Thin films of PILs were prepared via the cold press technique using a hydraulic press. All the samples were pressed at a pressure of 2 MPa for 15 s; The PILs film obtained had the diameter of 1 cm radius and 0.05 μm. A typical picture of the film is shown in the Graphical abstract.

3. Results and discussion

3.1 Synthesis of trifluoromethanesulfonimide (TFSI) anion bearing phosphonium PILs

In the first part of this study, bromide anion-bearing phosphonium PILs were synthesized and characterized according to the literature,⁴¹ as shown in Scheme 1(a). Subsequently, the bromide anion was exchanged with the TFSI anion via the anion exchange method.³⁴

In preliminary studies, the bromide anion in phosphonium oxanorbornene monomer was readily exchanged with the trifluorosulfonylimide (TFSI) anion as the model compound. After workup, the model compound was subjected to thin layer chromatography (Fig. S3, ESI†) and NMR analysis (Fig. S4 and S5, ESI† respectively). The ¹H NMR spectra (Fig. S4, ESI†) showed the chemical shift of methylene near the phosphonium cation (peak e), revealing an up-field shift for the anion from 3.6 ppm to 3.3 ppm, which indicated enhanced the shielding effects of the larger counterion. This finding was also supported by the ³¹P NMR (Fig. S5, ESI†) spectra, which showed the chemical shift in phosphonium from 24.8 to 24.1 ppm.

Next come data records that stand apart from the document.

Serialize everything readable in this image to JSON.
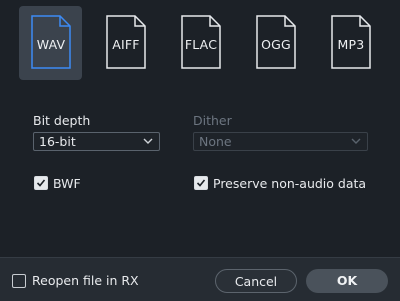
{
  "formats": [
    {
      "label": "WAV",
      "selected": true
    },
    {
      "label": "AIFF",
      "selected": false
    },
    {
      "label": "FLAC",
      "selected": false
    },
    {
      "label": "OGG",
      "selected": false
    },
    {
      "label": "MP3",
      "selected": false
    }
  ],
  "bit_depth": {
    "label": "Bit depth",
    "value": "16-bit"
  },
  "dither": {
    "label": "Dither",
    "value": "None",
    "enabled": false
  },
  "bwf": {
    "label": "BWF",
    "checked": true
  },
  "preserve": {
    "label": "Preserve non-audio data",
    "checked": true
  },
  "reopen": {
    "label": "Reopen file in RX",
    "checked": false
  },
  "buttons": {
    "cancel": "Cancel",
    "ok": "OK"
  },
  "colors": {
    "selected_icon": "#3d8bf5",
    "icon": "#e6e9ec"
  }
}
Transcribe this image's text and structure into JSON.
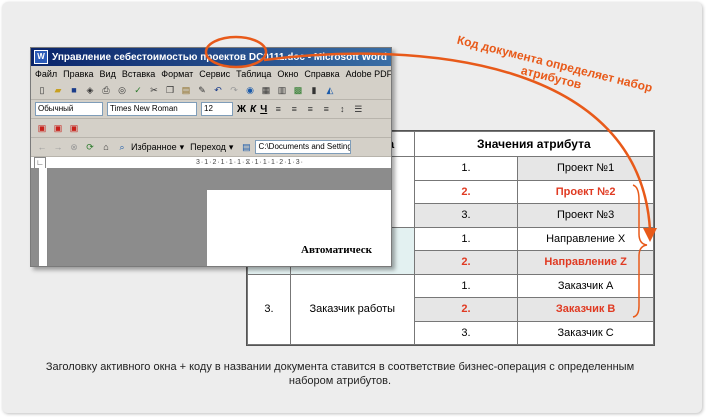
{
  "window": {
    "title": "Управление себестоимостью проектов DC0111.doc - Microsoft Word"
  },
  "menu": [
    "Файл",
    "Правка",
    "Вид",
    "Вставка",
    "Формат",
    "Сервис",
    "Таблица",
    "Окно",
    "Справка",
    "Adobe PDF"
  ],
  "formatting": {
    "style": "Обычный",
    "font": "Times New Roman",
    "size": "12",
    "bold": "Ж",
    "italic": "К",
    "underline": "Ч"
  },
  "web_toolbar": {
    "favorites": "Избранное",
    "go": "Переход",
    "address": "C:\\Documents and Settings\\serga"
  },
  "document": {
    "heading_fragment": "Автоматическ"
  },
  "table": {
    "header_col2_fragment": "ва",
    "header_values": "Значения атрибута",
    "row_number": "3.",
    "row_name": "Заказчик работы",
    "rows": [
      {
        "n": "1.",
        "v": "Проект №1",
        "highlight": false
      },
      {
        "n": "2.",
        "v": "Проект №2",
        "highlight": true
      },
      {
        "n": "3.",
        "v": "Проект №3",
        "highlight": false
      },
      {
        "n": "1.",
        "v": "Направление X",
        "highlight": false
      },
      {
        "n": "2.",
        "v": "Направление Z",
        "highlight": true
      },
      {
        "n": "1.",
        "v": "Заказчик А",
        "highlight": false
      },
      {
        "n": "2.",
        "v": "Заказчик  В",
        "highlight": true
      },
      {
        "n": "3.",
        "v": "Заказчик С",
        "highlight": false
      }
    ]
  },
  "annotation": "Код документа определяет набор атрибутов",
  "caption": "Заголовку активного окна + коду в названии документа ставится в соответствие бизнес-операция с определенным набором атрибутов.",
  "colors": {
    "accent": "#e85a1a",
    "highlight_text": "#e03a22",
    "titlebar": "#0a246a"
  }
}
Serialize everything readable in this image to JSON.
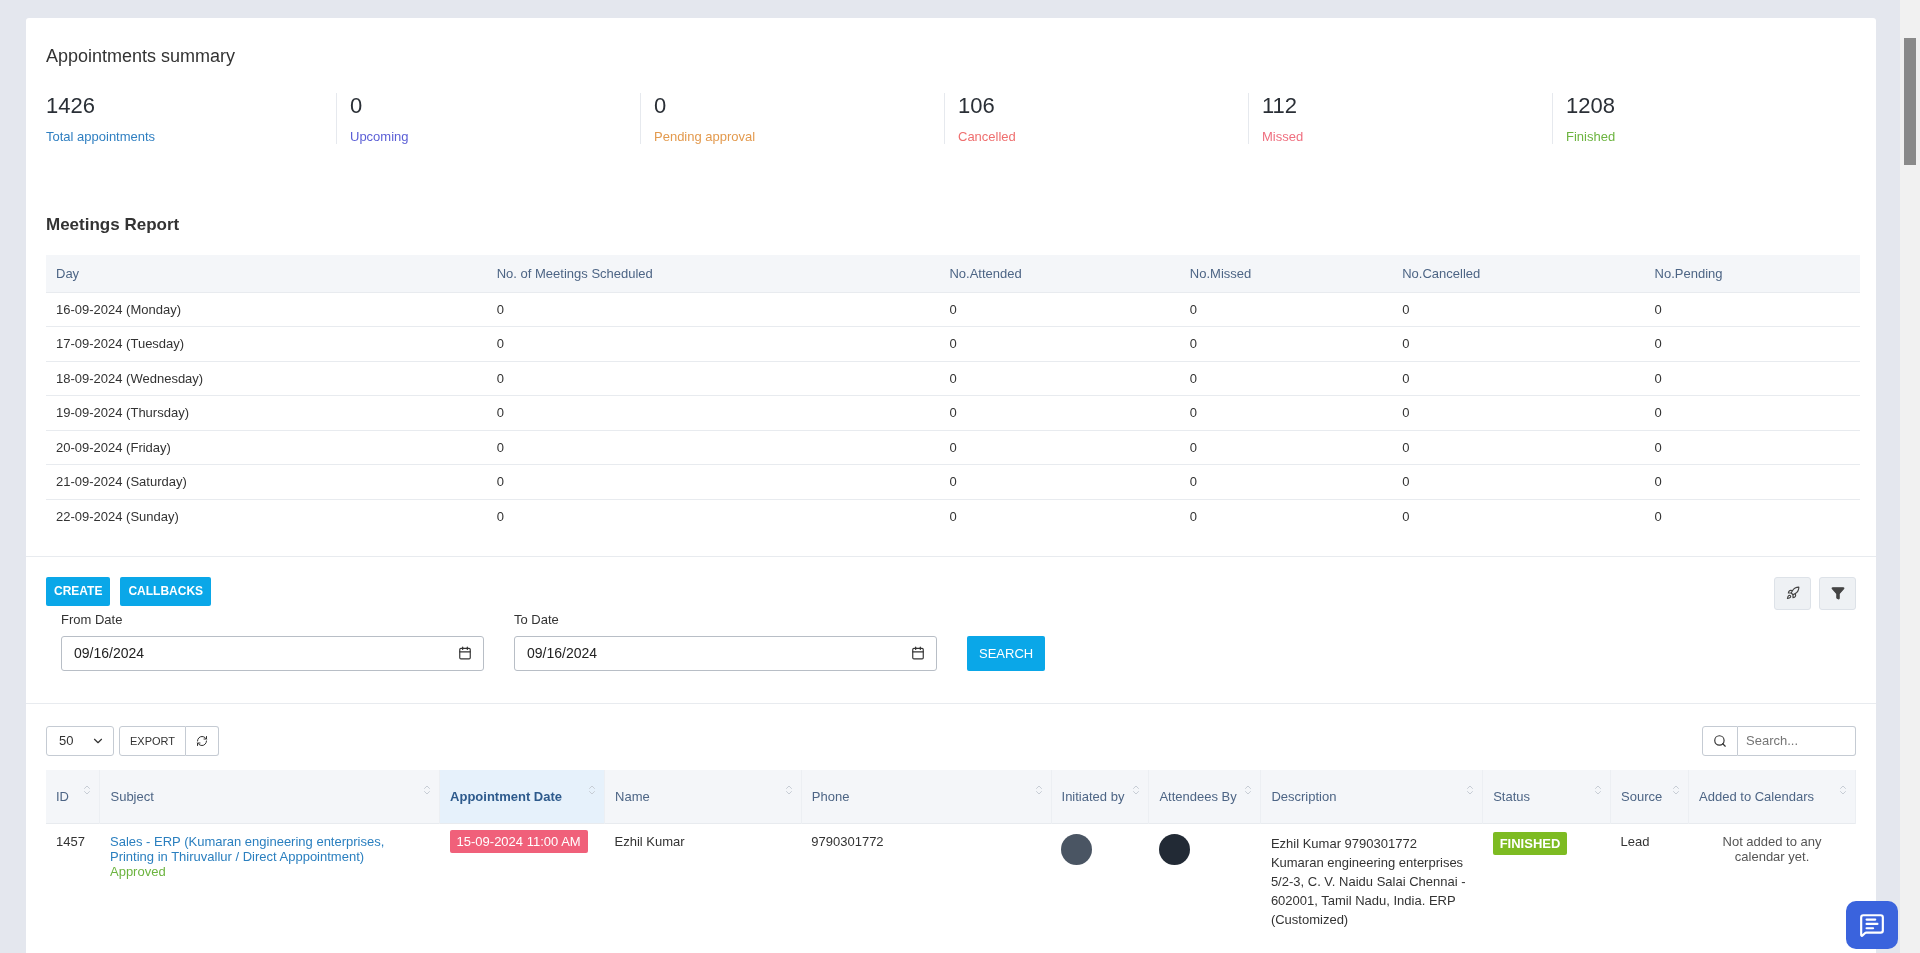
{
  "summary": {
    "title": "Appointments summary",
    "stats": [
      {
        "value": "1426",
        "label": "Total appointments",
        "color": "#2f7fc1"
      },
      {
        "value": "0",
        "label": "Upcoming",
        "color": "#5b5fd6"
      },
      {
        "value": "0",
        "label": "Pending approval",
        "color": "#e39a4e"
      },
      {
        "value": "106",
        "label": "Cancelled",
        "color": "#ef6f6f"
      },
      {
        "value": "112",
        "label": "Missed",
        "color": "#ef6f7f"
      },
      {
        "value": "1208",
        "label": "Finished",
        "color": "#6cb43f"
      }
    ]
  },
  "meetings_report": {
    "title": "Meetings Report",
    "columns": [
      "Day",
      "No. of Meetings Scheduled",
      "No.Attended",
      "No.Missed",
      "No.Cancelled",
      "No.Pending"
    ],
    "rows": [
      [
        "16-09-2024  (Monday)",
        "0",
        "0",
        "0",
        "0",
        "0"
      ],
      [
        "17-09-2024  (Tuesday)",
        "0",
        "0",
        "0",
        "0",
        "0"
      ],
      [
        "18-09-2024  (Wednesday)",
        "0",
        "0",
        "0",
        "0",
        "0"
      ],
      [
        "19-09-2024  (Thursday)",
        "0",
        "0",
        "0",
        "0",
        "0"
      ],
      [
        "20-09-2024  (Friday)",
        "0",
        "0",
        "0",
        "0",
        "0"
      ],
      [
        "21-09-2024  (Saturday)",
        "0",
        "0",
        "0",
        "0",
        "0"
      ],
      [
        "22-09-2024  (Sunday)",
        "0",
        "0",
        "0",
        "0",
        "0"
      ]
    ]
  },
  "toolbar": {
    "buttons": [
      "CREATE",
      "CALLBACKS"
    ],
    "from_date": {
      "label": "From Date",
      "value": "09/16/2024"
    },
    "to_date": {
      "label": "To Date",
      "value": "09/16/2024"
    },
    "search_button": "SEARCH"
  },
  "table_controls": {
    "page_size": "50",
    "export": "EXPORT",
    "search_placeholder": "Search..."
  },
  "appointments": {
    "columns": [
      {
        "label": "ID",
        "selected": false
      },
      {
        "label": "Subject",
        "selected": false
      },
      {
        "label": "Appointment Date",
        "selected": true
      },
      {
        "label": "Name",
        "selected": false
      },
      {
        "label": "Phone",
        "selected": false
      },
      {
        "label": "Initiated by",
        "selected": false
      },
      {
        "label": "Attendees By",
        "selected": false
      },
      {
        "label": "Description",
        "selected": false
      },
      {
        "label": "Status",
        "selected": false
      },
      {
        "label": "Source",
        "selected": false
      },
      {
        "label": "Added to Calendars",
        "selected": false
      }
    ],
    "rows": [
      {
        "id": "1457",
        "subject": "Sales - ERP (Kumaran engineering enterprises, Printing in Thiruvallur / Direct Apppointment)",
        "approval": "Approved",
        "date": "15-09-2024 11:00 AM",
        "name": "Ezhil Kumar",
        "phone": "9790301772",
        "description": "Ezhil Kumar 9790301772 Kumaran engineering enterprises 5/2-3, C. V. Naidu Salai Chennai - 602001, Tamil Nadu, India. ERP (Customized)",
        "status": "FINISHED",
        "source": "Lead",
        "calendar": "Not added to any calendar yet."
      }
    ]
  }
}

The series of phosphonium-bearing PILs was synthesized via the ring-opening metathesis polymerization (ROMP). The side chain attached to the phosphonium was varied with aliphatic and aromatic groups to study their influence on the conductivity. A targeted number average molecular weight (M_n) of 10 000 g mol⁻¹ was applied using the proper ratio of monomer to catalyst concentration. Then, the bromide anion-bearing phosphonium polymers were dissolved with acetone and chloroform solvent and LiTFSI salt for anion exchange from the bromide anion to TFSI anion.

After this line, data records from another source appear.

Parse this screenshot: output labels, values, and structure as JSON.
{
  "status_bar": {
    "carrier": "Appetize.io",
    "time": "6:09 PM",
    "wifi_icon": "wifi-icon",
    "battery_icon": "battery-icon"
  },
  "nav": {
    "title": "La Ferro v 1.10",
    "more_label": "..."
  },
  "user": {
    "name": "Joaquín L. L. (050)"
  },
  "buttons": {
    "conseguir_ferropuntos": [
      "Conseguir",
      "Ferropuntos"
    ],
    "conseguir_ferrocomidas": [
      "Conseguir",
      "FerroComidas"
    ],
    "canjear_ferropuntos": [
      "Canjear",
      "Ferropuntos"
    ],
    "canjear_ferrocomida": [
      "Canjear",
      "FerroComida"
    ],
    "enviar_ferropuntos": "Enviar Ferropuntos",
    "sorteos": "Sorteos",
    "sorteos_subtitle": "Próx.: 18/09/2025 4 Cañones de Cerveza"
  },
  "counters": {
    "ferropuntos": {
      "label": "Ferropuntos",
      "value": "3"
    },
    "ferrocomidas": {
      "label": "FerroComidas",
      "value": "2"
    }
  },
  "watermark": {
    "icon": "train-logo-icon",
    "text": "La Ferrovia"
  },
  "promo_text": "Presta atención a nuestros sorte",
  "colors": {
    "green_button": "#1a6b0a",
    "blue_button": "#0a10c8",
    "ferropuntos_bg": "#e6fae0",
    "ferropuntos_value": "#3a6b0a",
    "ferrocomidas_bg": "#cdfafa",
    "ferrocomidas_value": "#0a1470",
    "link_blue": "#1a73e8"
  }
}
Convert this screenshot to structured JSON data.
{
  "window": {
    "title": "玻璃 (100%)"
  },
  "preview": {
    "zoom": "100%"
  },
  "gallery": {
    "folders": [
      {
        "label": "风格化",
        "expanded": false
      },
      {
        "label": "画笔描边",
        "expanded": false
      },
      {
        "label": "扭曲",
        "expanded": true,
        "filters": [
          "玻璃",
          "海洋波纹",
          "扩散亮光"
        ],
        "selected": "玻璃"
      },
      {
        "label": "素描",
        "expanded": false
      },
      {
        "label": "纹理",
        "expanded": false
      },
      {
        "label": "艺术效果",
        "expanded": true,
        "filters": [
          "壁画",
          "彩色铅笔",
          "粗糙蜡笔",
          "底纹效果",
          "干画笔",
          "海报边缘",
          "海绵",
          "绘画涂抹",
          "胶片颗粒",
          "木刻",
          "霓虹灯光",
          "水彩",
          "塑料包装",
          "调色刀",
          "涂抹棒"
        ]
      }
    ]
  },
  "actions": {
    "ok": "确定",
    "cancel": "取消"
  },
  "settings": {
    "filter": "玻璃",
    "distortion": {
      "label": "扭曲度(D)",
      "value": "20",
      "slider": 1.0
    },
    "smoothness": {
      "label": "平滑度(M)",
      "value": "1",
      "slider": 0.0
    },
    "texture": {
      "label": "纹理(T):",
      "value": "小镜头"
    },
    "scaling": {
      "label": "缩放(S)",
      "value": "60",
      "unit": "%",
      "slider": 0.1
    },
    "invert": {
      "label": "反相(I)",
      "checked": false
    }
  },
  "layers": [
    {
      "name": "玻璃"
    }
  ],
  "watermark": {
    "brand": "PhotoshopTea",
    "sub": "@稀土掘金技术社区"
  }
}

After workup, the full elimination of the monomer olefin proton peaks at 6.4 ppm in the ¹H NMR spectra indicated that the polymerization process was complete and the occurrence of cis or trans signals for the polymer backbone double bond protons at 5.7–5.9 ppm for the triphenyl side chain phosphonium PILs (SM1), as depicted in Fig. 1. The production of both cis- and trans-double bonds was caused by the appearance of vinylic hydrogens produced by the ROMP pathway and the integration of these two signals in the ¹H NMR spectra revealed the relative cis/trans ratio in the polymer backbone. The PILs contained 65% trans residue. The NMR spectra of the other phosphonium PILs are provided in the ESI† (Fig. S6–S8). Then, the ³¹P NMR spectra exhibited a peak at 24.1 ppm, which is the same as monomer model compound, indicating the anion exchange successfully occurred.

Fig. 1 ¹H NMR spectrum of triphenyl–trifluoromethylsulfonylimide salt (SM1). Inset shows ³¹P NMR spectrum.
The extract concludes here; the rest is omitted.